For users in the European Economic Area, our legal basis for processing is (a) contract performance (providing the Service), (b) legitimate interest (security, abuse prevention, audit trails), and (c) legal obligation (regulatory compliance). The hash chain in our audit trail is designed for GDPR compatibility: PII is excluded from the chain payload, so pseudonymization and right-to-erasure can be exercised without breaking audit integrity. Data transfers outside the EEA are governed by Standard Contractual Clauses with our infrastructure providers. Verify Trust offers contractual data-residency commitments (US, EU, Switzerland); Verify Sovereign keeps all data inside the customer’s own jurisdiction.

9. CCPA Compliance

For California residents: we do not sell personal information and do not use personal information for cross-context behavioral advertising. You have the right to know what personal information we collect, request deletion, and opt out of any future sale (which we do not engage in). To exercise these rights, email privacy@identities.ai.

10. Children’s Privacy

The Service is not directed to individuals under 16. We do not knowingly collect personal information from children. If we learn that we have, we will delete it promptly.

11. Cookies and Tracking

The Ratify Verify console (ratify.identities.ai) uses HttpOnly cookies for session tokens and a readable CSRF cookie for request protection.

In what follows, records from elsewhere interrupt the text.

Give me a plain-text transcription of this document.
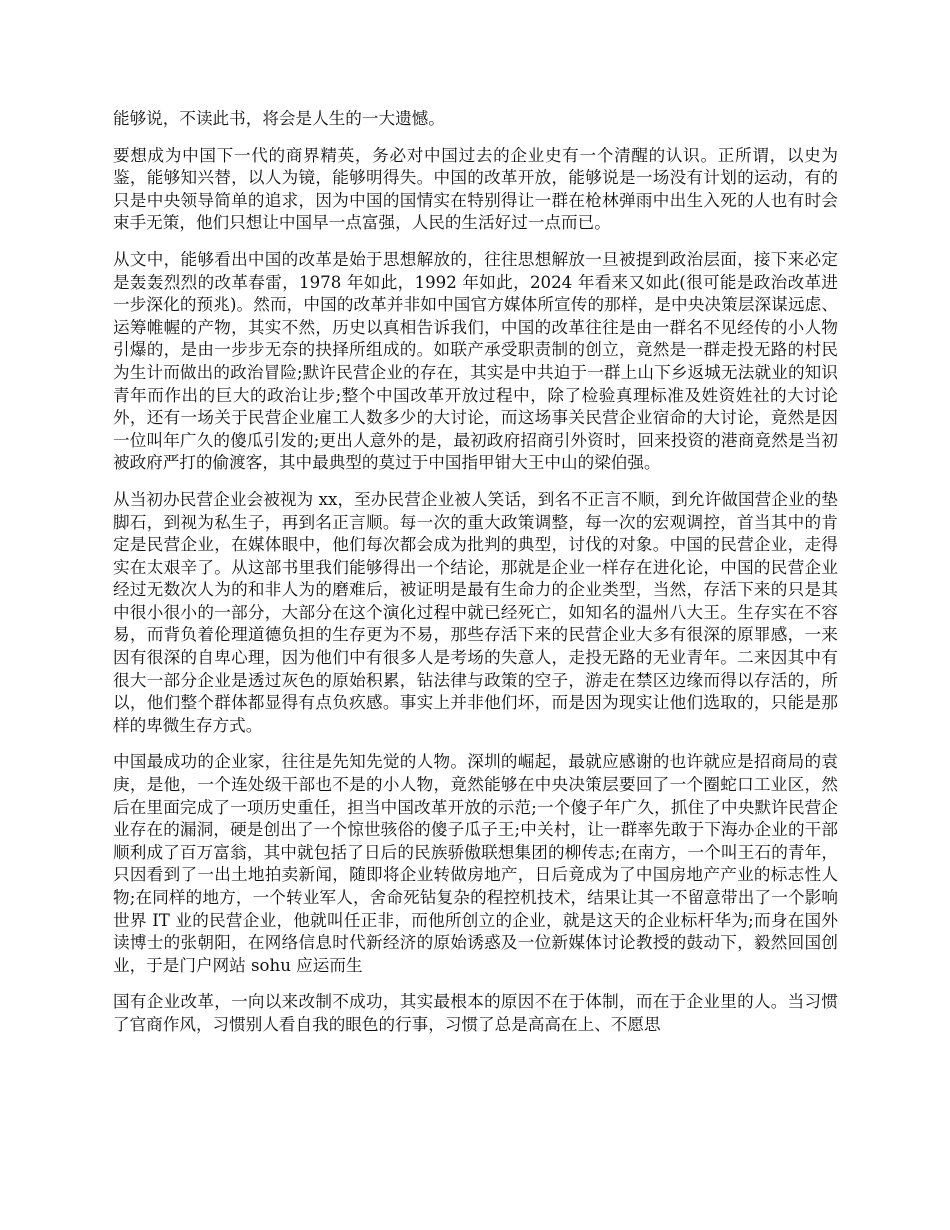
能够说，不读此书，将会是人生的一大遗憾。

要想成为中国下一代的商界精英，务必对中国过去的企业史有一个清醒的认识。正所谓，以史为鉴，能够知兴替，以人为镜，能够明得失。中国的改革开放，能够说是一场没有计划的运动，有的只是中央领导简单的追求，因为中国的国情实在特别得让一群在枪林弹雨中出生入死的人也有时会束手无策，他们只想让中国早一点富强，人民的生活好过一点而已。

从文中，能够看出中国的改革是始于思想解放的，往往思想解放一旦被提到政治层面，接下来必定是轰轰烈烈的改革春雷，1978 年如此，1992 年如此，2024 年看来又如此(很可能是政治改革进一步深化的预兆)。然而，中国的改革并非如中国官方媒体所宣传的那样，是中央决策层深谋远虑、运筹帷幄的产物，其实不然，历史以真相告诉我们，中国的改革往往是由一群名不见经传的小人物引爆的，是由一步步无奈的抉择所组成的。如联产承受职责制的创立，竟然是一群走投无路的村民为生计而做出的政治冒险;默许民营企业的存在，其实是中共迫于一群上山下乡返城无法就业的知识青年而作出的巨大的政治让步;整个中国改革开放过程中，除了检验真理标准及姓资姓社的大讨论外，还有一场关于民营企业雇工人数多少的大讨论，而这场事关民营企业宿命的大讨论，竟然是因一位叫年广久的傻瓜引发的;更出人意外的是，最初政府招商引外资时，回来投资的港商竟然是当初被政府严打的偷渡客，其中最典型的莫过于中国指甲钳大王中山的梁伯强。

从当初办民营企业会被视为 xx，至办民营企业被人笑话，到名不正言不顺，到允许做国营企业的垫脚石，到视为私生子，再到名正言顺。每一次的重大政策调整，每一次的宏观调控，首当其中的肯定是民营企业，在媒体眼中，他们每次都会成为批判的典型，讨伐的对象。中国的民营企业，走得实在太艰辛了。从这部书里我们能够得出一个结论，那就是企业一样存在进化论，中国的民营企业经过无数次人为的和非人为的磨难后，被证明是最有生命力的企业类型，当然，存活下来的只是其中很小很小的一部分，大部分在这个演化过程中就已经死亡，如知名的温州八大王。生存实在不容易，而背负着伦理道德负担的生存更为不易，那些存活下来的民营企业大多有很深的原罪感，一来因有很深的自卑心理，因为他们中有很多人是考场的失意人，走投无路的无业青年。二来因其中有很大一部分企业是透过灰色的原始积累，钻法律与政策的空子，游走在禁区边缘而得以存活的，所以，他们整个群体都显得有点负疚感。事实上并非他们坏，而是因为现实让他们选取的，只能是那样的卑微生存方式。

中国最成功的企业家，往往是先知先觉的人物。深圳的崛起，最就应感谢的也许就应是招商局的袁庚，是他，一个连处级干部也不是的小人物，竟然能够在中央决策层要回了一个圈蛇口工业区，然后在里面完成了一项历史重任，担当中国改革开放的示范;一个傻子年广久，抓住了中央默许民营企业存在的漏洞，硬是创出了一个惊世骇俗的傻子瓜子王;中关村，让一群率先敢于下海办企业的干部顺利成了百万富翁，其中就包括了日后的民族骄傲联想集团的柳传志;在南方，一个叫王石的青年，只因看到了一出土地拍卖新闻，随即将企业转做房地产，日后竟成为了中国房地产产业的标志性人物;在同样的地方，一个转业军人，舍命死钻复杂的程控机技术，结果让其一不留意带出了一个影响世界 IT 业的民营企业，他就叫任正非，而他所创立的企业，就是这天的企业标杆华为;而身在国外读博士的张朝阳，在网络信息时代新经济的原始诱惑及一位新媒体讨论教授的鼓动下，毅然回国创业，于是门户网站 sohu 应运而生

国有企业改革，一向以来改制不成功，其实最根本的原因不在于体制，而在于企业里的人。当习惯了官商作风，习惯别人看自我的眼色的行事，习惯了总是高高在上、不愿思
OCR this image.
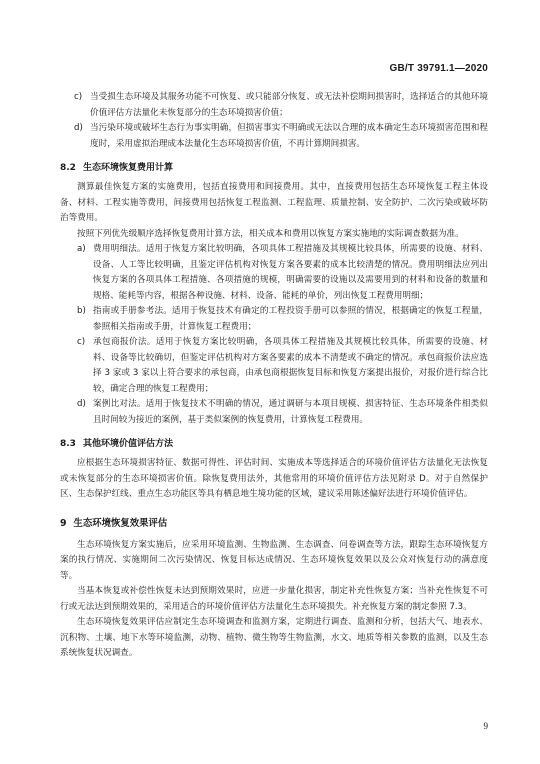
GB/T 39791.1—2020
c) 当受损生态环境及其服务功能不可恢复、或只能部分恢复、或无法补偿期间损害时，选择适合的其他环境价值评估方法量化未恢复部分的生态环境损害价值；

d) 当污染环境或破坏生态行为事实明确，但损害事实不明确或无法以合理的成本确定生态环境损害范围和程度时，采用虚拟治理成本法量化生态环境损害价值，不再计算期间损害。

8.2 生态环境恢复费用计算

测算最佳恢复方案的实施费用，包括直接费用和间接费用。其中，直接费用包括生态环境恢复工程主体设备、材料、工程实施等费用，间接费用包括恢复工程监测、工程监理、质量控制、安全防护、二次污染或破坏防治等费用。

按照下列优先级顺序选择恢复费用计算方法，相关成本和费用以恢复方案实施地的实际调查数据为准。

a) 费用明细法。适用于恢复方案比较明确，各项具体工程措施及其规模比较具体，所需要的设施、材料、设备、人工等比较明确，且鉴定评估机构对恢复方案各要素的成本比较清楚的情况。费用明细法应列出恢复方案的各项具体工程措施、各项措施的规模，明确需要的设施以及需要用到的材料和设备的数量和规格、能耗等内容，根据各种设施、材料、设备、能耗的单价，列出恢复工程费用明细；

b) 指南或手册参考法。适用于恢复技术有确定的工程投资手册可以参照的情况，根据确定的恢复工程量，参照相关指南或手册，计算恢复工程费用；

c) 承包商报价法。适用于恢复方案比较明确，各项具体工程措施及其规模比较具体，所需要的设施、材料、设备等比较确切，但鉴定评估机构对方案各要素的成本不清楚或不确定的情况。承包商报价法应选择 3 家或 3 家以上符合要求的承包商，由承包商根据恢复目标和恢复方案提出报价，对报价进行综合比较，确定合理的恢复工程费用；

d) 案例比对法。适用于恢复技术不明确的情况，通过调研与本项目规模、损害特征、生态环境条件相类似且时间较为接近的案例，基于类似案例的恢复费用，计算恢复工程费用。

8.3 其他环境价值评估方法

应根据生态环境损害特征、数据可得性、评估时间、实施成本等选择适合的环境价值评估方法量化无法恢复或未恢复部分的生态环境损害价值。除恢复费用法外，其他常用的环境价值评估方法见附录 D。对于自然保护区、生态保护红线、重点生态功能区等具有栖息地生境功能的区域，建议采用陈述偏好法进行环境价值评估。

9 生态环境恢复效果评估

生态环境恢复方案实施后，应采用环境监测、生物监测、生态调查、问卷调查等方法，跟踪生态环境恢复方案的执行情况、实施期间二次污染情况、恢复目标达成情况、生态环境恢复效果以及公众对恢复行动的满意度等。

当基本恢复或补偿性恢复未达到预期效果时，应进一步量化损害，制定补充性恢复方案；当补充性恢复不可行或无法达到预期效果的，采用适合的环境价值评估方法量化生态环境损失。补充恢复方案的制定参照 7.3。

生态环境恢复效果评估应制定生态环境调查和监测方案，定期进行调查、监测和分析，包括大气、地表水、沉积物、土壤、地下水等环境监测，动物、植物、微生物等生物监测，水文、地质等相关参数的监测，以及生态系统恢复状况调查。

9
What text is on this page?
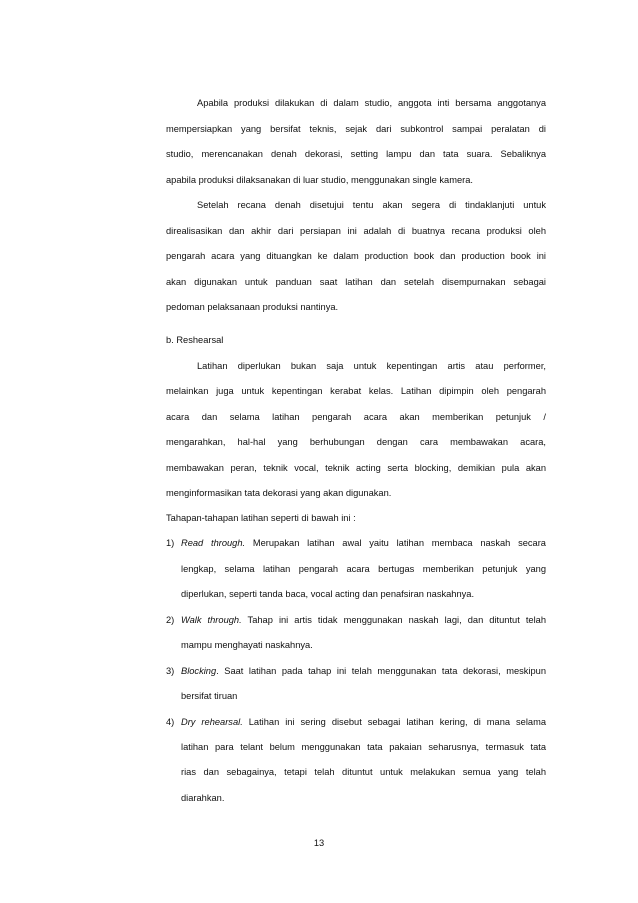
Apabila produksi dilakukan di dalam studio, anggota inti bersama anggotanya
mempersiapkan yang bersifat teknis, sejak dari subkontrol sampai peralatan di
studio, merencanakan denah dekorasi, setting lampu dan tata suara. Sebaliknya
apabila produksi dilaksanakan di luar studio, menggunakan single kamera.
Setelah recana denah disetujui tentu akan segera di tindaklanjuti untuk
direalisasikan dan akhir dari persiapan ini adalah di buatnya recana produksi oleh
pengarah acara yang dituangkan ke dalam production book dan production book ini
akan digunakan untuk panduan saat latihan dan setelah disempurnakan sebagai
pedoman pelaksanaan produksi nantinya.
b. Reshearsal
Latihan diperlukan bukan saja untuk kepentingan artis atau performer,
melainkan juga untuk kepentingan kerabat kelas. Latihan dipimpin oleh pengarah
acara dan selama latihan pengarah acara akan memberikan petunjuk /
mengarahkan, hal-hal yang berhubungan dengan cara membawakan acara,
membawakan peran, teknik vocal, teknik acting serta blocking, demikian pula akan
menginformasikan tata dekorasi yang akan digunakan.
Tahapan-tahapan latihan seperti di bawah ini :
1) Read through. Merupakan latihan awal yaitu latihan membaca naskah secara
lengkap, selama latihan pengarah acara bertugas memberikan petunjuk yang
diperlukan, seperti tanda baca, vocal acting dan penafsiran naskahnya.
2) Walk through. Tahap ini artis tidak menggunakan naskah lagi, dan dituntut telah
mampu menghayati naskahnya.
3) Blocking. Saat latihan pada tahap ini telah menggunakan tata dekorasi, meskipun
bersifat tiruan
4) Dry rehearsal. Latihan ini sering disebut sebagai latihan kering, di mana selama
latihan para telant belum menggunakan tata pakaian seharusnya, termasuk tata
rias dan sebagainya, tetapi telah dituntut untuk melakukan semua yang telah
diarahkan.
13
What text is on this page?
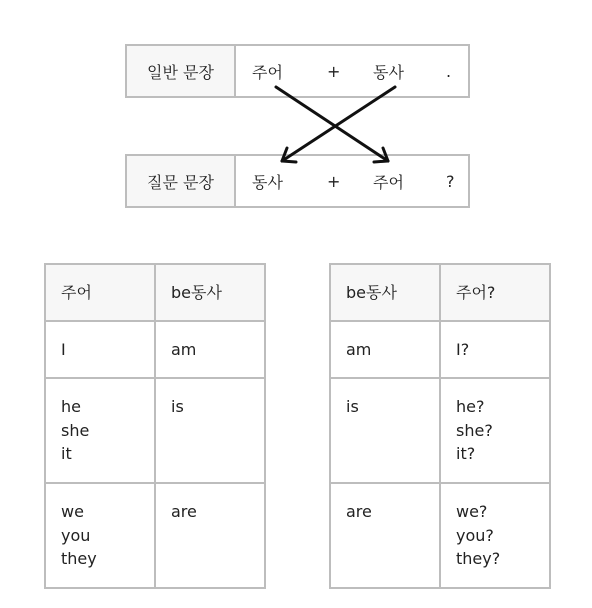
일반 문장	주어	+ 동사	.
질문 문장	동사	+ 주어	?
주어	be동사

I	am

he
she
it	is

we
you
they	are
be동사	주어?

am	I?

is	he?
she?
it?

are	we?
you?
they?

We do not use tracking cookies, advertising pixels, or third-party analytics scripts in the admin console. The marketing site (identities.ai) uses Cloudflare Web Analytics, which is cookieless and does not track individual users.

12. Changes to This Policy

We may update this Privacy Policy from time to time. Material changes are communicated via email at least 30 days before they take effect. The “Last updated” date at the top of this policy reflects the most recent revision.

13. Contact

Privacy: privacy@identities.ai
Security: security@identities.ai
Identities AI, Inc. · Seattle, Washington, United States.